Lídia gasta metade da renda com prestações

Roberta Scrivano, O Estado de S.Paulo

27 de junho de 2011 | 00h00

Depois da farra do crédito farto e barato, o consumidor atingiu o limite da sua capacidade de endividamento e faz uma verdadeira "ginástica" para não ficar inadimplente.

Até o mês passado Lídia Alves da Silva Rosa, de 18 anos, comprometia a metade da renda de R$ 600, obtida com trabalho de balconista na barraca de pastel na feira, com a prestação de uma TV de LCD, mensalidade da internet, a prestação do tênis e o crédito do telefone de celular.

A partir deste mês, a sua vida financeira vai ficar mais folgada. Além do trabalho na feira durante os finais de semana, ela acaba de arranjar um emprego de recepcionista com carteira assinada, que vai lhe render R$ 730. "Não quero fazer mais dívidas porque no segundo semestre começo a faculdade e vou ter uma prestação eterna de R$ 589."

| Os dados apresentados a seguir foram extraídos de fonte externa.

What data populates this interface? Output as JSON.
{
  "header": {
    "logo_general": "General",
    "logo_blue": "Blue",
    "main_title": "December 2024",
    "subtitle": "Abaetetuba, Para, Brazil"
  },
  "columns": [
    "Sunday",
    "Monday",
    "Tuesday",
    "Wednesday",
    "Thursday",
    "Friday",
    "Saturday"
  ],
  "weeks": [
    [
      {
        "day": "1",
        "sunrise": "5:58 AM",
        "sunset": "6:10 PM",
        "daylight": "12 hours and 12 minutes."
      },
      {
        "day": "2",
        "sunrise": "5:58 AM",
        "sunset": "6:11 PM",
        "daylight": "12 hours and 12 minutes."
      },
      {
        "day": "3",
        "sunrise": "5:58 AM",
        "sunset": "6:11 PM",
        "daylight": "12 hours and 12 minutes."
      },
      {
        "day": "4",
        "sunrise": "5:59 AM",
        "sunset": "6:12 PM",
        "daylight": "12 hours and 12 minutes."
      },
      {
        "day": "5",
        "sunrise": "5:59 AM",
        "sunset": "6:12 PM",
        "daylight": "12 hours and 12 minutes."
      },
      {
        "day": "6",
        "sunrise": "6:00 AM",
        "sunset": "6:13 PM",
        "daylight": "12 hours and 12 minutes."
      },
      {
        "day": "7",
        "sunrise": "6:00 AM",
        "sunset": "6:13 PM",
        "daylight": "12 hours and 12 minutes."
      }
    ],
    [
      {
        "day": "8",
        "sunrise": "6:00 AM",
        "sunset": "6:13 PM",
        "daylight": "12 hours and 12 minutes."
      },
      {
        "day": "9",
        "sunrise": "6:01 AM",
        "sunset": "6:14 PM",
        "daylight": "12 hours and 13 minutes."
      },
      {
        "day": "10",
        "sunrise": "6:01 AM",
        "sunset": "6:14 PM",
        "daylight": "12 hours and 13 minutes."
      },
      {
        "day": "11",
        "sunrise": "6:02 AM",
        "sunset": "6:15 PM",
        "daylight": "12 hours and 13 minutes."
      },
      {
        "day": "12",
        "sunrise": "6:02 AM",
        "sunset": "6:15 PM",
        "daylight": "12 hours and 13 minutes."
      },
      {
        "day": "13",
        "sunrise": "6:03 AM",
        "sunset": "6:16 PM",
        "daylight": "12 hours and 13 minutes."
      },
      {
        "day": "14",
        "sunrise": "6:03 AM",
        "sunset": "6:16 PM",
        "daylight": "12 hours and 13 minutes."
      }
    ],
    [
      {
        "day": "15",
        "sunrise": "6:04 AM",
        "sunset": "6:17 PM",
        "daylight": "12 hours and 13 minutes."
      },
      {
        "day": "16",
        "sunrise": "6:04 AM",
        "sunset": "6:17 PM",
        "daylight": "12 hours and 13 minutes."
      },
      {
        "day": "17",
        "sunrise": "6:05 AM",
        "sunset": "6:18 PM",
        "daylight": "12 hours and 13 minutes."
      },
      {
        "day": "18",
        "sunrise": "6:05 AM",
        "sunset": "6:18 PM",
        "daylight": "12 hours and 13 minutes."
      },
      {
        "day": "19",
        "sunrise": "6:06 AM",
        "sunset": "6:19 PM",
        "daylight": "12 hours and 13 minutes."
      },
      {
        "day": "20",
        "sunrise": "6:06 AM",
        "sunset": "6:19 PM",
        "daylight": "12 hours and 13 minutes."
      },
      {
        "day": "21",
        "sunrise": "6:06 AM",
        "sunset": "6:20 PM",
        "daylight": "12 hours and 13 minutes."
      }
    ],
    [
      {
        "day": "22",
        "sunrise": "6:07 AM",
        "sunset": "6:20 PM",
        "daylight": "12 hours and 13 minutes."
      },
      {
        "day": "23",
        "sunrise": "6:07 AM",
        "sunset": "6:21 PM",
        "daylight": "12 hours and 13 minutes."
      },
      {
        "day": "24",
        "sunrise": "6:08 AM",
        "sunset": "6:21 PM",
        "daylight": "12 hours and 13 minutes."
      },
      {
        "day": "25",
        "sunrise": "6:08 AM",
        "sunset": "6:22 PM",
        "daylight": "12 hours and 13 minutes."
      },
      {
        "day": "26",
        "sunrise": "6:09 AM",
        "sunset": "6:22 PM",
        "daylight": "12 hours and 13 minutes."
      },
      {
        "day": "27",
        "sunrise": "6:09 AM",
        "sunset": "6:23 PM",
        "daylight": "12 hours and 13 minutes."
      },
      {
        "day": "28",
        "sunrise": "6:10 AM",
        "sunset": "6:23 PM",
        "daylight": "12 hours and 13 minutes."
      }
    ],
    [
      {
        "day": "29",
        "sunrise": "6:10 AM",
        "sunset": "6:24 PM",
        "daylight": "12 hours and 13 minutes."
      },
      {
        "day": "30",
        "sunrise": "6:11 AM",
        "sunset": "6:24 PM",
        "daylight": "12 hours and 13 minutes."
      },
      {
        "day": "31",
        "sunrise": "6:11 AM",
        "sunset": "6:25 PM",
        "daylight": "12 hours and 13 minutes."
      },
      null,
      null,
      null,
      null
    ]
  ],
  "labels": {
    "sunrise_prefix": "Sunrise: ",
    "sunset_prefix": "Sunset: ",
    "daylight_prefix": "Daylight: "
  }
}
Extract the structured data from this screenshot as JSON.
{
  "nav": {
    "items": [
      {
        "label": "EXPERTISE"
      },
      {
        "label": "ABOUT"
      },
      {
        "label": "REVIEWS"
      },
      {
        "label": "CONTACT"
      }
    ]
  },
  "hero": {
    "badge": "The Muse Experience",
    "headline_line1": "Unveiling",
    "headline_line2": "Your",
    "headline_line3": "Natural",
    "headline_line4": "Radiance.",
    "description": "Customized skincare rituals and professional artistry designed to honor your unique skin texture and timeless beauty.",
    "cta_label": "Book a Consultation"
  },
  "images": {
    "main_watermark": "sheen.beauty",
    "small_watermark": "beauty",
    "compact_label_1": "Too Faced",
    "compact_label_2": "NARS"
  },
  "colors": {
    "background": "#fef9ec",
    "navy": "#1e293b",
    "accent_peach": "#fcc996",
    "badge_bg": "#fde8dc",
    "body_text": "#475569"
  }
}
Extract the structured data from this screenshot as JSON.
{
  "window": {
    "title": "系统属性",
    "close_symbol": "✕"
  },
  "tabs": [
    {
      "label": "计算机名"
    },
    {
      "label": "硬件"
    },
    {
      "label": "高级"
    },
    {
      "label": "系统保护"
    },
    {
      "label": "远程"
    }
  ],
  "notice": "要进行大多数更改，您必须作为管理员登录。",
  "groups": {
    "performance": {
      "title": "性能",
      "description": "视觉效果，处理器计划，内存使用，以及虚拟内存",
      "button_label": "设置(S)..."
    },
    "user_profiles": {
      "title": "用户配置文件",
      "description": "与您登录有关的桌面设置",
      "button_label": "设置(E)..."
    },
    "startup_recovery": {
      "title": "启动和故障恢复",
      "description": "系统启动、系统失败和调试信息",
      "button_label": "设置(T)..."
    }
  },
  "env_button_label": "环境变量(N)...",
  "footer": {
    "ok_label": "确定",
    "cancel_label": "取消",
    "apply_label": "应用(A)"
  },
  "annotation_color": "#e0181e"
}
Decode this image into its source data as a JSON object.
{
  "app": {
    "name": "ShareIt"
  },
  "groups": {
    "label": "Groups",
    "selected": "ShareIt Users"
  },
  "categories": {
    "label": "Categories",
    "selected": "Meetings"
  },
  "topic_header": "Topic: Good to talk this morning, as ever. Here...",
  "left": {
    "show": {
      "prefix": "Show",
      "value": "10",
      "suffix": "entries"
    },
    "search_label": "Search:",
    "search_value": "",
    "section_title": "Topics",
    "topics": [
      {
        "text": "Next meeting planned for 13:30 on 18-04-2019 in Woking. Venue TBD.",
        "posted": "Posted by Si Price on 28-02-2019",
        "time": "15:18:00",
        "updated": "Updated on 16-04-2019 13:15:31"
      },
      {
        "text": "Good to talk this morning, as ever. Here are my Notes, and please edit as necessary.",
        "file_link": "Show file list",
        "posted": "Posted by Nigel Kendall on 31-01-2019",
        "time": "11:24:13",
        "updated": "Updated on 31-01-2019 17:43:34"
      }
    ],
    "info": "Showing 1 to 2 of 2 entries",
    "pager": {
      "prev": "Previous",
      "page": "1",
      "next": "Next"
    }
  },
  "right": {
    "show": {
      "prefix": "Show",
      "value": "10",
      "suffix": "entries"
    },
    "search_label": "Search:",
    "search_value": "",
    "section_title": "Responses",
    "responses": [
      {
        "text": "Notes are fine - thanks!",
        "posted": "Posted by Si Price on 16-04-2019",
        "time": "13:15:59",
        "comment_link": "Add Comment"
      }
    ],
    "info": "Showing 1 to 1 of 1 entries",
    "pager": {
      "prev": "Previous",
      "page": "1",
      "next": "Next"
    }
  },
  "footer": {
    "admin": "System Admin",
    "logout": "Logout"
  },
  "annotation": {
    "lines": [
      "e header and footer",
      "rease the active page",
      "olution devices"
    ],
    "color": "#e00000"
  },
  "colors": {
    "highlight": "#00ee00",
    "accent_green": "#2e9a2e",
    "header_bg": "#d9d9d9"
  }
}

Márcia Motta Mello, 50 anos e diretora de uma escola estadual em São Paulo, é outra consumidora que tem quase a metade (46%) da sua renda mensal comprometida com duas prestações. "Como o salário é baixo, não consigo poupar. Sempre que surge um imprevisto, preciso pedir emprestado ao banco." Para não ficar inadimplente, ela dá aulas particulares. "Não posso assumir mais nenhuma dívida", diz.